В ранней юности был я страстным поклонником Ливия, да и в последующие годы для утехи перечитывал его, ибо, признаться, предпочитаю сего автора из-за особой манеры письма всем прочим римским историкам; и самым торжественным и пугающим звучанием наполнены были для меня два слова, кои так часто встречаются у Ливия и столь глубоко выражают величье народа римского, то - Consul Romanus, и слова сии обретали особенную силу, коли речь шла о военном поприще правителя. Я хочу лишь сказать, что король, султан, регент или же прочие титулы, принадлежащие тем, кто воплощает собою совокупную мощь великого народа, куда в меньшей степени побуждали меня к преклонению. И хоть не любитель я истории, но ознакомился не менее подробно и с временами парламентской войны в Англии, ибо привлекало меня нравственное величие людей, определявших ход той смуты, что донеслась до нас в их воспоминаниях. Все это легковесное чтение, прежде являвшее собой лишь предмет раздумий, ныне заполнило и видения мои. Часто во время бессонницы, рисуя поверх темноты некое подобие эскизов будущей картины, я вызывал пред собою сонмы дам, проходящих в праздничном танце. И некто (быть может, то был я сам) рек: "То женщины времен печальных Карла I. То дщери и жены тех, что в мире встречались, сидели за столом одним и породнились кровью или браком; и все ж с известного дня августа 1642 года они не улыбались уж друг другу и лишь на поле брани встречались - и у Марстон Мура, у Ньюбери, у Нэйсби разрубали жестокою саблей узы любви, смывая кровью память древней дружбы". Дамы танцевали и казались столь прелестны, что могли сойти за придворных Георга IV. Но даже в грезах своих я не забывал - сии красавицы уж лежат в могилах без малого две сотни лет. Затем же это пышное зрелище рассеивалось, и спустя мгновение я слышал громогласное "Consul Romanus" - тотчас "величаво входили" Павел или Марий в торжественном военном облачении, окруженные толпой центурионов, вносящих на копье темно-красную тунику под alalagmos[*боевые кличи (лат.)] римских легионов.
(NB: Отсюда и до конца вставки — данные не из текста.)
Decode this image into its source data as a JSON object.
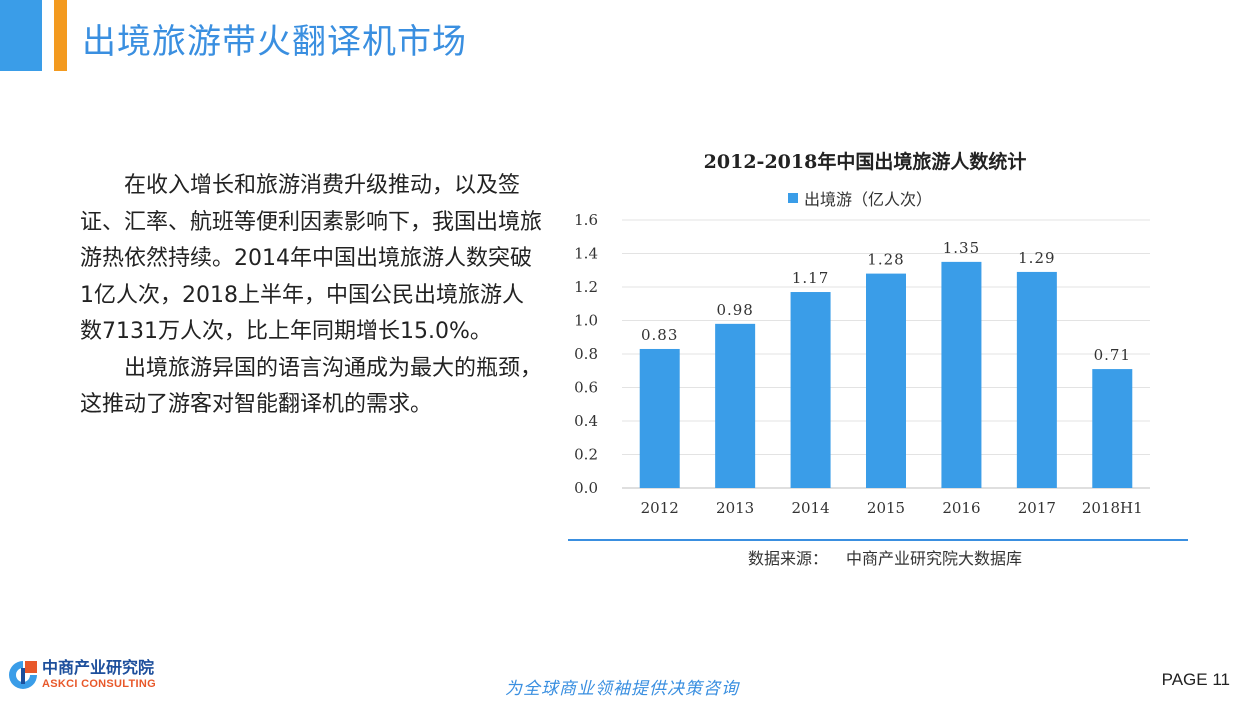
{
  "header": {
    "title": "出境旅游带火翻译机市场"
  },
  "body": {
    "paragraph1": "在收入增长和旅游消费升级推动，以及签证、汇率、航班等便利因素影响下，我国出境旅游热依然持续。2014年中国出境旅游人数突破1亿人次，2018上半年，中国公民出境旅游人数7131万人次，比上年同期增长15.0%。",
    "paragraph2": "出境旅游异国的语言沟通成为最大的瓶颈，这推动了游客对智能翻译机的需求。"
  },
  "chart_data": {
    "type": "bar",
    "title": "2012-2018年中国出境旅游人数统计",
    "categories": [
      "2012",
      "2013",
      "2014",
      "2015",
      "2016",
      "2017",
      "2018H1"
    ],
    "series": [
      {
        "name": "出境游（亿人次）",
        "values": [
          0.83,
          0.98,
          1.17,
          1.28,
          1.35,
          1.29,
          0.71
        ],
        "color": "#3a9de8"
      }
    ],
    "yticks": [
      "0.0",
      "0.2",
      "0.4",
      "0.6",
      "0.8",
      "1.0",
      "1.2",
      "1.4",
      "1.6"
    ],
    "ylim": [
      0,
      1.6
    ],
    "grid": true,
    "legend": "top"
  },
  "source": {
    "label": "数据来源：",
    "value": "中商产业研究院大数据库"
  },
  "footer": {
    "logo_cn": "中商产业研究院",
    "logo_en": "ASKCI CONSULTING",
    "slogan": "为全球商业领袖提供决策咨询",
    "page": "PAGE  11"
  },
  "colors": {
    "brand_blue": "#3a9de8",
    "accent_orange": "#f39a1f",
    "logo_navy": "#1d4f9c",
    "logo_orange": "#e8582a"
  }
}
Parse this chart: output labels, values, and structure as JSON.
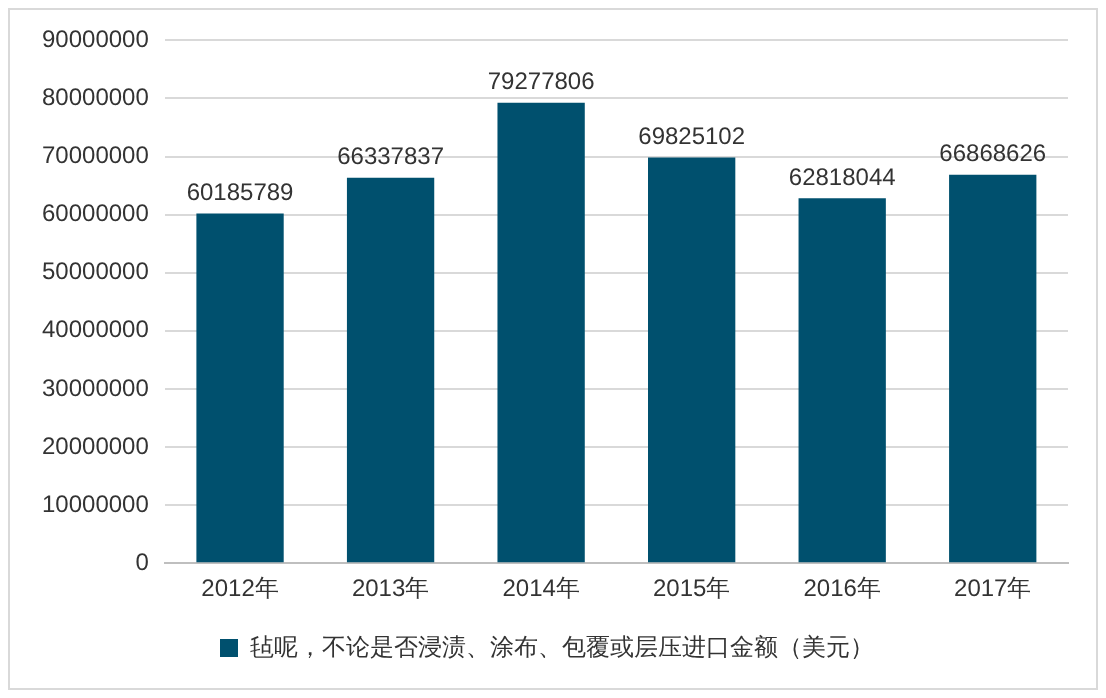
{
  "chart_data": {
    "type": "bar",
    "categories": [
      "2012年",
      "2013年",
      "2014年",
      "2015年",
      "2016年",
      "2017年"
    ],
    "series": [
      {
        "name": "毡呢，不论是否浸渍、涂布、包覆或层压进口金额（美元）",
        "color": "#00506e",
        "values": [
          60185789,
          66337837,
          79277806,
          69825102,
          62818044,
          66868626
        ]
      }
    ],
    "ylim": [
      0,
      90000000
    ],
    "yticks": [
      0,
      10000000,
      20000000,
      30000000,
      40000000,
      50000000,
      60000000,
      70000000,
      80000000,
      90000000
    ],
    "grid": "y",
    "legend": "bottom",
    "data_labels": true
  }
}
Много лет назад, когда я рассматривал "Римские древности" Пиранези, м-р Кольридж, стоявший рядом, описал мне гравюры того же художника, но из иного цикла, под названием "Сны". В них запечатлены картины тех видений, что являлись художнику в горячечном бреду. Некоторые из этих гравюр (я привожу по памяти лишь рассказ м-ра Кольриджа) изображали пространные готические залы, в которых громоздились разных видов машины и механизмы, колеса и цепи, шестерни и рычаги, катапульты и пр. - выражение опрокинутого сопротивления и силы, пущенной в ход. Пробираясь на ощупь вдоль стен, вы начинаете различать лестницу и на ней - самого Пиранези, пролагающего себе путь наверх; следуя за ним, вы вдруг обнаруживаете, что лестница неожиданно обрывается и окончание ее, лишенное балюстрады, не позволяет достигшему края ступить никуда, кроме бездны, разверстой внизу. Не знаю, что станется с бедным Пиранези, но по крайней мере очевидно, что трудам его до некоторой степени здесь положен конец. Однако поднимите взор свой и гляньте на тот пролет, что висит еще выше - и опять вы найдете Пиранези, теперь уже стоящим на самом краю пропасти. Но зрится вам новая невесомая площадка, и вновь несчастный Пиранези занят высоким трудом - и так далее, до тех пор, пока бесконечные лестницы вместе со своим создателем не потонут под мрачными сводами. Столь же неудержимое саморазрастание продолжалось и в моих грезах. На первых порах болезни грандиозность видений воплощалась большей частью архитектурно: я созерцал роскошь невероятную, дворцов и городов избыточное богатство - великолепие, какого не отыскало б на земле ни одно бдящее око. Вот строки великого современного поэта, в коих описано некое действо, творящееся в облаках - то же не раз наблюдал я ночами:
Возникло вдруг явленье предо мною -
То был великий город, развернувший
Толпу строений, тонущих вдали,
Скрывающихся в дивной глубине
И плавающих в блеске бесконечном!
Вбирает он алмаз в себя и злато,
Гипс куполов и шпилей серебро,
Сверкающие в воздухе террасы
Парят легко, прозрачные шатры
Аллеи наполняют, башни там
Окружены бойницами и держат
Светила ночи - неба жемчуга!
Земной природой то сотворено
Из темного состава бури, вдруг
Утихшей; и соборы, и дворцы,
И кручи гор, и горные вершины,
Разоблачась от сумрака, стоят,
Торжественны, в струящейся лазури etc. etc.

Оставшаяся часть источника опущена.